Vd. último poste da série de 26 de Julho de 2009 > Guiné 63/74 - P4742: Tabanca Grande (165): António Dâmaso da CCP 123/BCP 12, Guiné, 1969/71

6 comentários:

mario gualter rodrigues pinto disse...

Caro camarada
Carlos Farinha

Bem vindo á nossa Tabanca. Como tú também estive em MAMPATÁ, pertencia á Cart 2519 os Morcegos de Mampatá. Obrigado pelas fotos que publicaste, pois foi bom recordar Mampatá, depois de outros por lá terem passado. Ainda deu para ver no centro a Cantina por nós construida entre outras obras.
Colibuia no meu tempo era uma Tabanca queimada pelo IN e vários habitantes viviam em MAMPATÁ.
Convido-te a ver o blogue da minha Companhia.
cart2519osmorcegosdemampata.blogspot.com

Um abraço
Mário Pinto
ex. F.Mil.

Luís Graça disse...

Carlos Farinha:

Sê bem vindo até nós, ao blogue dos camaradas da Guiné. Dou-te os parabéns por teres tomado a nem sempre fácil decisão de dar a cara, em público, e vir dizer: Em também estive, na guerra do Ultramar, na Guiné, foram dois anos da minha vida, não os posso esquecer, para o pior e para o melhor, não os posso amputar da minha história de vida, das minhas memórias, do meu 'curriculum vitae'...

Destaco o que escreveste:

"Nesta lenta transição do país para uma vivência democrática plena, decorridos que são mais de 35 anos após a queda do regime que tanto nos maltratou, parece que nós, os que decidimos não desertar, embora a vontade de fugir não faltasse, cometemos algum crime de que tenhamos de nos envergonhar. Como bem sabem, depois de termos sido usados e deitados fora, nunca mais nenhum organismo oficial se preocupou connosco, se precisávamos de algum apoio, assistência, nem um simples questionário! Houve até um tempo, em que falar do nosso passado não era politicamente correcto. Desculpem-me por este desabafo, mas é o que sinto" (...).

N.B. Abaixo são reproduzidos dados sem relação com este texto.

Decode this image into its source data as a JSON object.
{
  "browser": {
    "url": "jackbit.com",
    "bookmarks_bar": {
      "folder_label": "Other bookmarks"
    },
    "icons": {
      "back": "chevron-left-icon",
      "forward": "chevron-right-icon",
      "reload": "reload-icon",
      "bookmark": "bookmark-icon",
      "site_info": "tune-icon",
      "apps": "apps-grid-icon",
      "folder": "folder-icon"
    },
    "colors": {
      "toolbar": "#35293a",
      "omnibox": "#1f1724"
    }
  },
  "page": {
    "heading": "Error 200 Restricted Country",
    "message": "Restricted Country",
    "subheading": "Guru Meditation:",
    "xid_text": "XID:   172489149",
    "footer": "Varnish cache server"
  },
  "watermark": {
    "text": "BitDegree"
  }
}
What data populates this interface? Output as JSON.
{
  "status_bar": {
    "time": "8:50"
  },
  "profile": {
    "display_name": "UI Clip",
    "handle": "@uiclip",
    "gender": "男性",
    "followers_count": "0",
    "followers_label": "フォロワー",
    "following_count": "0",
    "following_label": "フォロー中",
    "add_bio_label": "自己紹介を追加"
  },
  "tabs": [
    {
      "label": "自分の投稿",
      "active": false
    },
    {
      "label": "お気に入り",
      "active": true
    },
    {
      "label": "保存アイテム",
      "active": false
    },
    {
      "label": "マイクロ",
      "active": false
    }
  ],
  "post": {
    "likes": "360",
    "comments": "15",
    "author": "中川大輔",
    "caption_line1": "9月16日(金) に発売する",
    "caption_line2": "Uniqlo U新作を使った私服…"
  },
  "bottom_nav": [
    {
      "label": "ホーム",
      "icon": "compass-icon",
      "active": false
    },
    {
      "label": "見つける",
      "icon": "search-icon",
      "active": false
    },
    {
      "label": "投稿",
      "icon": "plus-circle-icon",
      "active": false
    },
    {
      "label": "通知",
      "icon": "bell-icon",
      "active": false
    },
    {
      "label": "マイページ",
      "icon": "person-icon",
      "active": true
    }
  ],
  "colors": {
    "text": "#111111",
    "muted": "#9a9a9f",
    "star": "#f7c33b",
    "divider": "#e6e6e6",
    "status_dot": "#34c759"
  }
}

Muitos de nós ainda estamos a passar, tantos anos depois, por esses sentimentos contraditórios, de culpa, de vergonha, de abandono, de ingratidão... Deste um passo em frente, para de maneira lúcida, corajosa e frontal, assumires essa parte do teu/nosso passado...

Parabéns pelas fotos que nos mandaste, e que têm uma extraordinário interesse documental, em especial as fotos dos primeiros encontros com os guerrilheiros do PAICG, em Mampatá, a seguir ao 25 de Abril de 1974... Gostava que nos falasse, em mais pormenor, como foram esses encontros, as reacções de um lado e de outro, e os sentimentos e os ressentimentos, as palavras e os pequenos presenets trocados, etc.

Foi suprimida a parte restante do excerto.